PICO, or sometimes PICOT,  helps formulate the search strategy by identifying the key concepts that need to be in the article that can answer the question.

PICO or PICOT stands for the following:

 

 PATIENT OR PROBLEM

How would you describe a group of patients similar to yours? What are the most important characteristics of the patient?

 INTERVENTION, EXPOSURE, PROGNOSTIC FACTOR

What main intervention are you considering? What do you want to do with this patient?

 COMPARISON

What is the main alternative being considered, if any?

 OUTCOME

What are you trying to accomplish, measure, improve or affect?

 

Sometimes a T is added to the PICO formula, becoming PICOT.

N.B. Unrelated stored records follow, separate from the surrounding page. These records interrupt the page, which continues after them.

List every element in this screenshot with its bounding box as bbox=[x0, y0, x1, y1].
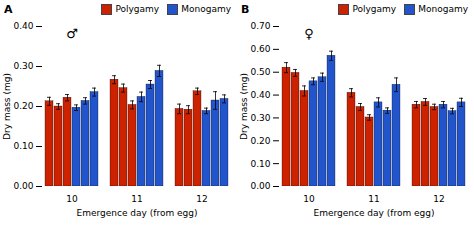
html-text:A: A bbox=[4, 2, 13, 16]
svg-text:Emergence day (from egg): Emergence day (from egg) bbox=[313, 208, 434, 218]
html-text:Polygamy: Polygamy bbox=[115, 4, 160, 14]
svg-text:0.10: 0.10 bbox=[13, 141, 33, 151]
svg-text:Emergence day (from egg): Emergence day (from egg) bbox=[76, 208, 197, 218]
svg-text:0.00: 0.00 bbox=[250, 181, 270, 191]
svg-text:0.50: 0.50 bbox=[250, 67, 270, 77]
svg-text:♀: ♀ bbox=[304, 26, 314, 41]
svg-text:12: 12 bbox=[196, 194, 207, 204]
svg-text:10: 10 bbox=[66, 194, 78, 204]
svg-text:0.40: 0.40 bbox=[250, 90, 270, 100]
svg-text:0.60: 0.60 bbox=[250, 44, 270, 54]
svg-text:0.30: 0.30 bbox=[13, 61, 33, 71]
svg-text:0.30: 0.30 bbox=[250, 113, 270, 123]
svg-text:11: 11 bbox=[131, 194, 142, 204]
html-text:Monogamy: Monogamy bbox=[418, 4, 468, 14]
svg-text:0.20: 0.20 bbox=[250, 136, 270, 146]
svg-text:0.40: 0.40 bbox=[13, 21, 33, 31]
svg-text:0.20: 0.20 bbox=[13, 101, 33, 111]
svg-text:0.70: 0.70 bbox=[250, 21, 270, 31]
svg-text:10: 10 bbox=[303, 194, 315, 204]
svg-text:12: 12 bbox=[433, 194, 444, 204]
svg-text:11: 11 bbox=[368, 194, 379, 204]
html-text:B: B bbox=[241, 2, 250, 16]
svg-text:0.00: 0.00 bbox=[13, 181, 33, 191]
svg-text:Dry mass (mg): Dry mass (mg) bbox=[239, 73, 249, 140]
svg-text:♂: ♂ bbox=[66, 26, 78, 41]
svg-text:0.10: 0.10 bbox=[250, 159, 270, 169]
html-text:Polygamy: Polygamy bbox=[352, 4, 397, 14]
svg-text:Dry mass (mg): Dry mass (mg) bbox=[2, 73, 12, 140]
html-text:Monogamy: Monogamy bbox=[181, 4, 231, 14]
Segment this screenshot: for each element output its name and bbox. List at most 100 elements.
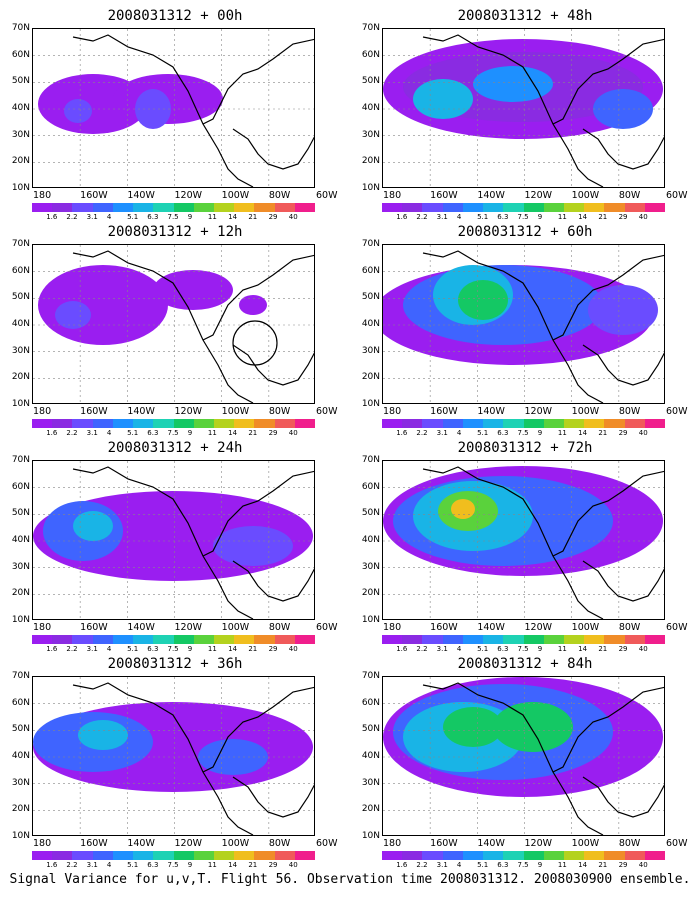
colorbar-label: 11 (207, 645, 217, 653)
variance-contour (213, 526, 293, 566)
lat-tick-label: 60N (361, 697, 380, 708)
colorbar-label: 5.1 (477, 645, 489, 653)
colorbar-swatch (173, 203, 194, 212)
lon-tick-label: 180 (383, 838, 402, 849)
map-plot-area (382, 676, 665, 836)
variance-map (383, 245, 664, 403)
colorbar-swatch (442, 203, 463, 212)
map-panel: 2008031312 + 72h 70N 60N 50N 40N 30N 20N 10N 180… (350, 436, 700, 653)
colorbar-label: 2.2 (416, 861, 428, 869)
colorbar (32, 635, 316, 644)
colorbar-swatch (193, 851, 214, 860)
colorbar-label: 1.6 (396, 429, 408, 437)
colorbar-swatch (274, 203, 295, 212)
lon-tick-label: 80W (268, 622, 291, 633)
lon-tick-label: 140W (127, 622, 155, 633)
colorbar (382, 419, 666, 428)
colorbar-swatch (254, 851, 275, 860)
colorbar-label: 6.3 (497, 861, 509, 869)
colorbar-swatch (584, 635, 605, 644)
lat-tick-label: 60N (11, 481, 30, 492)
panel-title: 2008031312 + 60h (457, 224, 593, 240)
colorbar-label: 4 (456, 861, 462, 869)
colorbar-swatch (52, 203, 73, 212)
colorbar-label: 7.5 (167, 429, 179, 437)
colorbar-label: 11 (557, 861, 567, 869)
colorbar-label: 2.2 (416, 429, 428, 437)
colorbar-swatch (503, 635, 524, 644)
colorbar-label: 3.1 (436, 213, 448, 221)
colorbar-label: 9 (187, 645, 193, 653)
panel-title: 2008031312 + 84h (457, 656, 593, 672)
colorbar-label: 3.1 (436, 429, 448, 437)
colorbar-label: 5.1 (127, 429, 139, 437)
lat-tick-label: 50N (11, 724, 30, 735)
coastline-outline (72, 250, 314, 403)
colorbar-swatch (543, 851, 564, 860)
lon-tick-label: 80W (618, 406, 641, 417)
colorbar-label: 4 (106, 861, 112, 869)
lon-tick-label: 120W (524, 838, 553, 849)
colorbar-swatch (523, 203, 544, 212)
colorbar-label: 40 (638, 645, 648, 653)
map-plot-area (32, 28, 315, 188)
lat-tick-label: 30N (11, 561, 30, 572)
lat-tick-label: 60N (11, 265, 30, 276)
colorbar-swatch (274, 635, 295, 644)
lat-tick-label: 10N (11, 615, 30, 625)
colorbar-swatch (52, 419, 73, 428)
variance-map (383, 29, 664, 187)
lon-tick-label: 100W (571, 838, 600, 849)
colorbar-swatch (254, 203, 275, 212)
colorbar-label: 6.3 (497, 429, 509, 437)
colorbar-swatch (112, 419, 134, 428)
lon-tick-label: 160W (80, 622, 108, 633)
lon-tick-label: 160W (80, 190, 108, 201)
colorbar-label: 7.5 (517, 645, 529, 653)
colorbar-swatch (422, 851, 443, 860)
colorbar-label: 11 (557, 645, 567, 653)
lat-tick-label: 50N (361, 508, 380, 519)
colorbar-swatch (563, 851, 585, 860)
colorbar-label: 40 (638, 429, 648, 437)
colorbar-swatch (644, 851, 666, 860)
map-panel: 2008031312 + 60h 70N 60N 50N 40N 30N 20N 10N 180… (350, 220, 700, 437)
lat-tick-label: 30N (11, 345, 30, 356)
colorbar-swatch (584, 203, 605, 212)
colorbar-label: 9 (537, 429, 543, 437)
lat-tick-label: 40N (11, 751, 30, 761)
colorbar-swatch (173, 635, 194, 644)
colorbar-swatch (382, 419, 403, 428)
lon-tick-label: 120W (524, 190, 553, 201)
colorbar-labels: 1.6 2.2 3.1 4 5.1 6.3 7.5 9 11 14 21 29 40 (32, 429, 315, 438)
colorbar-label: 40 (288, 213, 298, 221)
variance-contour (473, 66, 553, 102)
lat-tick-label: 10N (11, 831, 30, 841)
variance-contour (588, 285, 658, 335)
colorbar-label: 29 (268, 429, 278, 437)
colorbar-label: 29 (268, 645, 278, 653)
colorbar-label: 11 (557, 429, 567, 437)
colorbar-swatch (32, 419, 53, 428)
colorbar-label: 3.1 (86, 213, 98, 221)
colorbar-swatch (173, 419, 194, 428)
colorbar-swatch (563, 419, 585, 428)
colorbar-label: 14 (578, 645, 588, 653)
colorbar-swatch (523, 635, 544, 644)
colorbar-label: 1.6 (46, 213, 58, 221)
colorbar-swatch (462, 635, 484, 644)
colorbar-label: 3.1 (436, 645, 448, 653)
lat-tick-label: 70N (11, 455, 30, 465)
colorbar-label: 40 (288, 861, 298, 869)
colorbar-label: 7.5 (167, 861, 179, 869)
colorbar-label: 4 (456, 429, 462, 437)
colorbar-swatch (294, 851, 316, 860)
colorbar-swatch (234, 203, 255, 212)
lat-tick-label: 50N (11, 508, 30, 519)
colorbar-swatch (422, 635, 443, 644)
lon-tick-label: 100W (571, 190, 600, 201)
colorbar-swatch (422, 419, 443, 428)
variance-contour (153, 270, 233, 310)
colorbar-label: 7.5 (167, 213, 179, 221)
lon-tick-label: 120W (174, 406, 203, 417)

The T can stand for several different items.

 Type of Question

Therapy / Diagnosis / Harm / Prognosis / Prevention

 Type of Study

Systematic review / RCT / cohort study / case control

 Time

Span of time

Question Types

Primary Question Types

  • Therapy: how to select treatments to offer our patients that do more good than harm and that are worth the efforts and costs of using them.
  • Diagnostic tests: how to select and interpret diagnostic tests, in order to confirm or exclude a diagnosis, based on considering their precision, accuracy, acceptability, expense, safety, etc.
  • Prognosis: how to estimate a patient's likely clinical course over time due to factors other than interventions
  • Harm / Etiology: how to identify causes for disease (including its iatrogenic forms).

Other Question Types

  • Clinical findings: how to properly gather and interpret findings from the history and physical examination.
  • Clinical manifestations of disease: knowing how often and when a disease causes its clinical manifestations and how to use this knowledge in classifying our patients' illnesses.
  • Differential diagnosis: when considering the possible causes of our patient’s clinical problem, how to select those that are likely, serious and responsive to treatment.
  • Prevention: how to reduce the chance of disease by identifying and modifying risk factors and how to diagnose disease early by screening.
  • Qualitative: how to empathize with our patients’ situations, appreciate the meaning they find in the experience and >understand how this meaning influences their healing.

From: Sackett, DL. Evidence-based medicine: how to practice and teach EBM.